Keep in mind that I’m using Ramda.js for these examples.

Ex: Filtering an array

var originalArray = [1, 2, 3, 4];

// Bad - using a for-loop to mutate a new array
var filteredArray = [];
for(var i = 0; i < originalArray.length; i++) {
  var number = originalArray[i];
  if(number % 2 || number % 6 === 0) {
    filteredArray.push(number);
  }
}

// Better - using the native Array filter method with a typical anonymous function
var filteredArray = originalArray.filter(function(number) {
  return number % 2 || number % 6 === 0;
});

// Most Functional - using predicates with a filter method
var isOdd = function(number) {
  return number % 2;
};
var isDivisibleBySix = function(number) {
  return number % 6 === 0;
};
var isValid = R.allPass([isOdd, isDivisibleBySix]);
var filteredArray = R.filter(isValid, originalArray);

The “most functional” technique may seem unappealling because it requires so many lines of code, but it’s vital to remember that predicates serve as re-usable, easily testable utilities. Also, R.allPass([isOdd, isDivisibleBySix]) is more expressive than number % 2 || number % 6 === 0. In the latter case, readers must remember how % works and how the result is a number that gets coerced into a boolean value for truthiness/falsiness.

Ex: Debugging via console.log

// Let's try to debug the following function
var processData = R.compose(calculateStuff, sortByDate, filterByStatus);

// First, we need an FP-friendly logger that works with composition
function log(note, input) {
  console.log(note + ' --- ' + input);
  return input; // this return is vital
}

// Second, we insert the logger into the composition to check if filtering worked
var processData = R.compose(calculateStuff, sortByDate, log('filtered data'), filterByStatus);

// Then we run processData with some data, check the log output, and adjust
// the placement of the log within the composition until we find where
// things go wrong.

Once again, it may seem a tad painful. You’re being forced to create a special logger function. But much like in the previous example, keep in mind that you’re being forced to create specialized functions that will probably be useful enough to be part of your project’s internal library of utilities and helpers.

Ex: Promises

Let’s pretend we need to grab data about an animal. First, we query our database of animals. Second, we use our query results to get more info from a 3rd-party animal API. Third, we use some part of that info to search for relevant photos from the Flickr API.
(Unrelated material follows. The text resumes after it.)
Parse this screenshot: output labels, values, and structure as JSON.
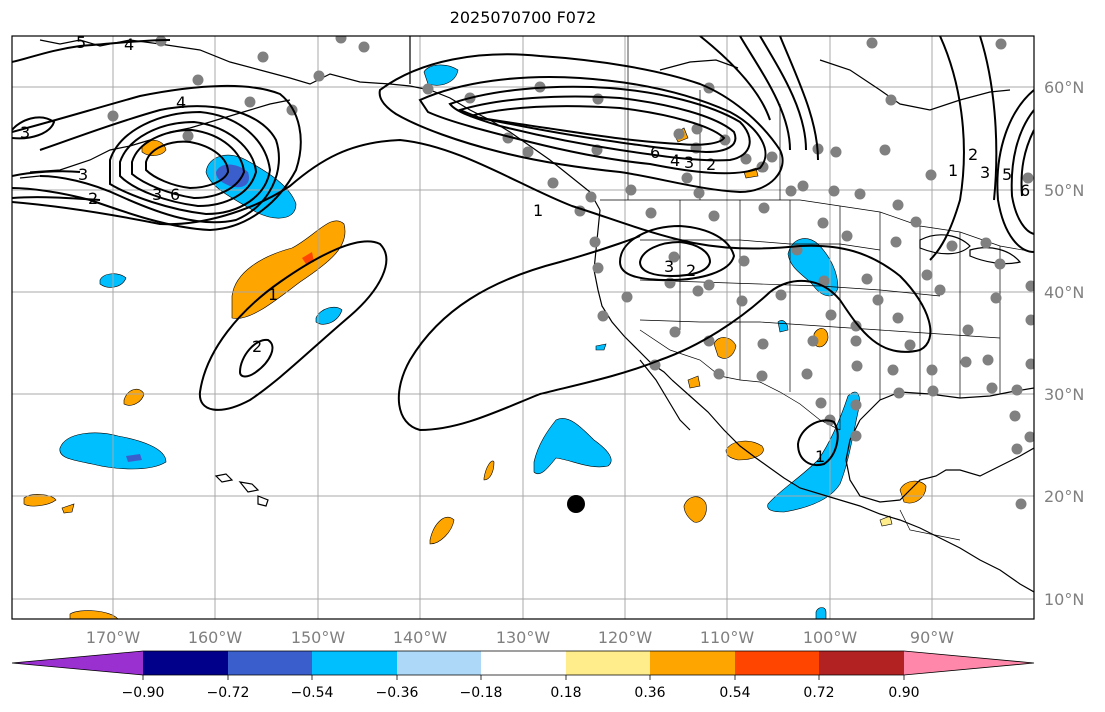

// Bad - using typical anonymous function boilerplate
function getAnimalData() {
  return getAnimalInfoFromDatabase().then(function(response1) {
    return getRelevantInfoFrom3rdPartyAPI(response1);
  }).then(function(response2) {
    return getRelevantPhotoFromFlickrAPI(response2);
  }).then(function(response3) {
    return response3;
    // Note: This last part of the promise chain is actually unnecessary, but
    // newbies tend to include it.
  });
}

// Better - using pointfree style
function getAnimalData() {
  return getAnimalInfoFromDatabase()
    .then(getRelevantInfoFrom3rdPartyAPI)
    .then(getRelevantPhotoFromFlickrAPI);
}

// Most Radtastic - using Ramda's promise composer
var getAnimalData = R.composeP(
  getRelevantPhotoFromFlickrAPI,
  getRelevantInfoFrom3rdPartyAPI,
  getAnimalInfoFromDatabase
);
// Notice how the order of composition goes from right to left.